In 2015, he was made a member of the Canadian Medical Hall of Fame.

In 2022, he received honorary doctorate at the Faculty of Medicine of the University of Helsinki, Helsinki, Finland.

In 2022, the Einstein Foundation Berlin honored him with the Einstein Foundation Award for Promoting Quality in Research in the category international Individual Award. His acceptance speech was entitled "How to Avoid Being Mislead (sic) by the Medical Literature".

In 2024, Friends of Canadian Institutes of Health Research (FCIHR) awarded him the Henry G. Friesen International Prize in Health Research, which recognizes exceptional innovation by a visionary health leader of international stature.

===Selected textbooks===
- Guyatt G, Rennie D, Meade M, Cook D. Users' Guides to the Medical Literature: A Manual for Evidence-Based Clinical Practice, Second Edition. McGraw-Hill Professional, 2008.
- Haynes RB, Sackett DL, Guyatt GH, Tugwell P. Clinical Epidemiology: How to Do Clinical Practice Research, Third Edition.
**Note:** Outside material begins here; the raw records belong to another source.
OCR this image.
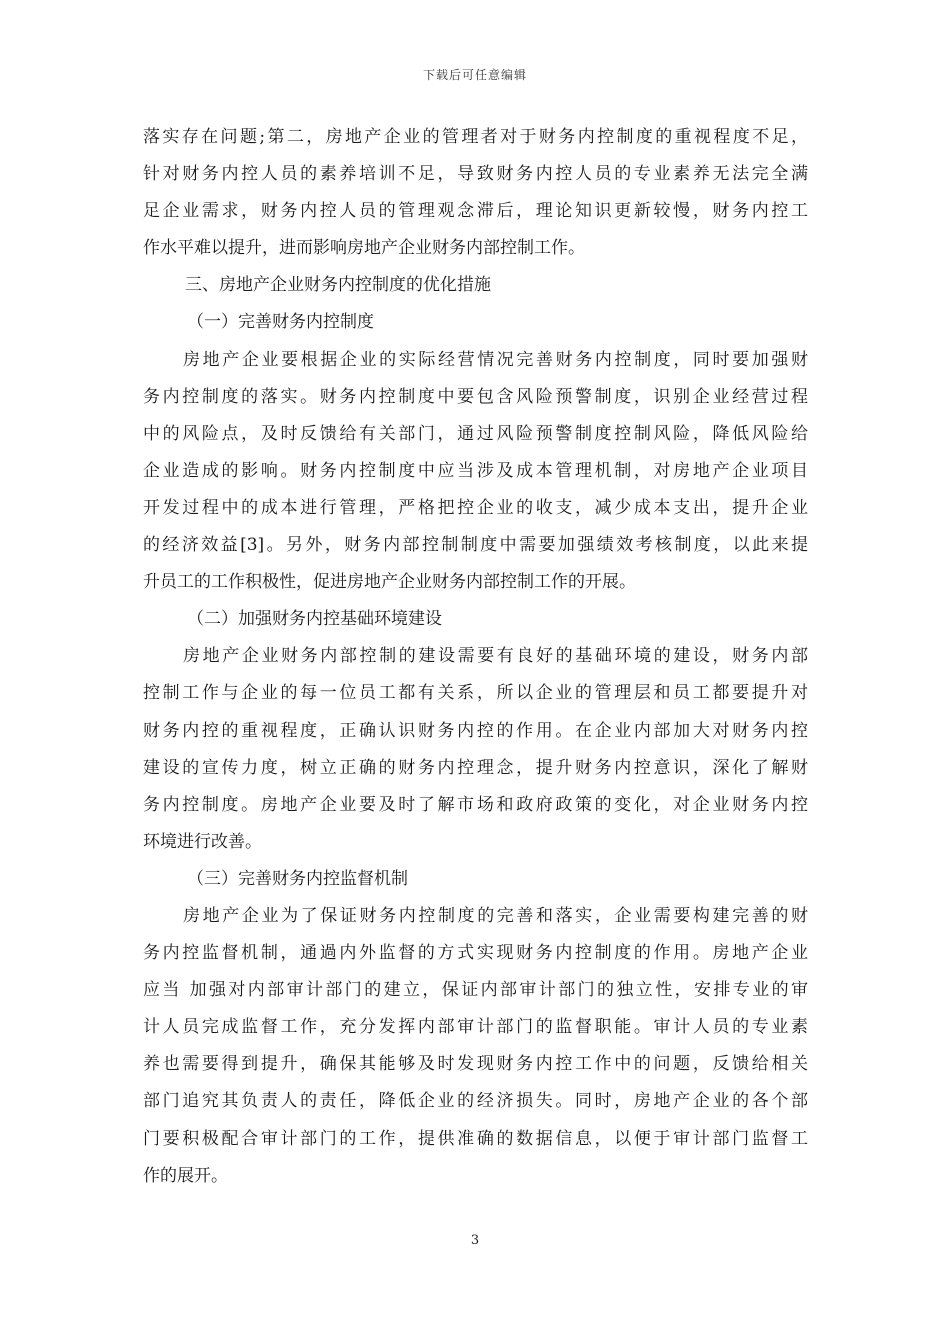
下载后可任意编辑
落实存在问题;第二，房地产企业的管理者对于财务内控制度的重视程度不足，
针对财务内控人员的素养培训不足，导致财务内控人员的专业素养无法完全满
足企业需求，财务内控人员的管理观念滞后，理论知识更新较慢，财务内控工
作水平难以提升，进而影响房地产企业财务内部控制工作。
三、房地产企业财务内控制度的优化措施
（一）完善财务内控制度
房地产企业要根据企业的实际经营情况完善财务内控制度，同时要加强财
务内控制度的落实。财务内控制度中要包含风险预警制度，识别企业经营过程
中的风险点，及时反馈给有关部门，通过风险预警制度控制风险，降低风险给
企业造成的影响。财务内控制度中应当涉及成本管理机制，对房地产企业项目
开发过程中的成本进行管理，严格把控企业的收支，减少成本支出，提升企业
的经济效益[3]。另外，财务内部控制制度中需要加强绩效考核制度，以此来提
升员工的工作积极性，促进房地产企业财务内部控制工作的开展。
（二）加强财务内控基础环境建设
房地产企业财务内部控制的建设需要有良好的基础环境的建设，财务内部
控制工作与企业的每一位员工都有关系，所以企业的管理层和员工都要提升对
财务内控的重视程度，正确认识财务内控的作用。在企业内部加大对财务内控
建设的宣传力度，树立正确的财务内控理念，提升财务内控意识，深化了解财
务内控制度。房地产企业要及时了解市场和政府政策的变化，对企业财务内控
环境进行改善。
（三）完善财务内控监督机制
房地产企业为了保证财务内控制度的完善和落实，企业需要构建完善的财
务内控监督机制，通過内外监督的方式实现财务内控制度的作用。房地产企业
应当 加强对内部审计部门的建立，保证内部审计部门的独立性，安排专业的审
计人员完成监督工作，充分发挥内部审计部门的监督职能。审计人员的专业素
养也需要得到提升，确保其能够及时发现财务内控工作中的问题，反馈给相关
部门追究其负责人的责任，降低企业的经济损失。同时，房地产企业的各个部
门要积极配合审计部门的工作，提供准确的数据信息，以便于审计部门监督工
作的展开。
3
Philadelphia: Lippincott, Williams and Wilkins, 2006.
- DiCenso A, Guyatt G, Ciliska D. Evidence-Based Nursing: A Guide to Clinical Practice. Mosby, 2005.

==Politics==
Guyatt ran as the New Democratic Party (NDP) candidate in the 2004, 2006 and 2008 Canadian federal elections in the riding of Ancaster—Dundas—Flamborough—Westdale and previously ran for the NDP in the 2000 federal election in the former riding of Ancaster—Dundas—Flamborough—Aldershot.